Hamburg. Die Preise steigen seit Jahren, nun ziehen auch die Kreditzinsen kräftig an. Was Experten Käufern in der Hansestadt raten.
Erst stiegen nur die Immobilienpreise, jetzt auch die Kreditzinsen. Der Kauf einer Eigentumswohnung oder eines Einfamilienhauses wird immer teurer – und für viele scheinbar unerschwinglich. Doch es gibt noch Möglichkeiten, eine Immobilie mit relativ wenig Eigenkapital zu erwerben – wenn auch mit Abstrichen bei Lage, Größe oder Ausstattung. Auch die Höhe der Kreditzinsen lässt sich beeinflussen.

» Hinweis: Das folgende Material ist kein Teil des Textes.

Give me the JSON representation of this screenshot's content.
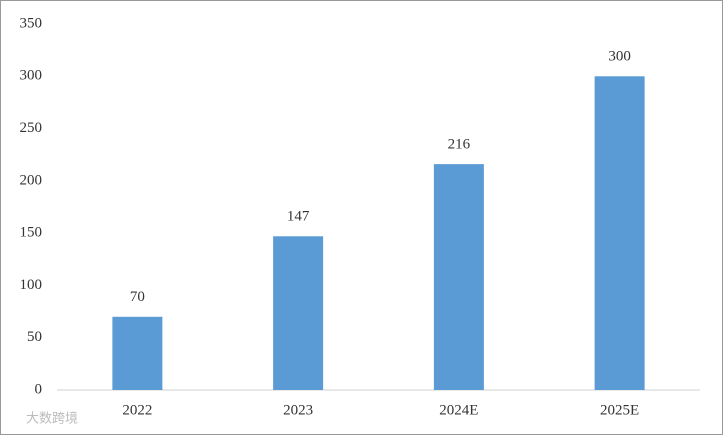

Was bedeutet das für Immobilienkäufer? Finanzieren die Banken noch großzügig? Helfen KfW-Kredite? Kann im Hamburger Umland der Traum von den eigenen vier Wänden noch erfüllt werden? Das Abendblatt beantwortet die wichtigsten Fragen zum Zinsanstieg beim Baugeld.
Immobilien Hamburg: Warum wird die Finanzierung immer schwieriger?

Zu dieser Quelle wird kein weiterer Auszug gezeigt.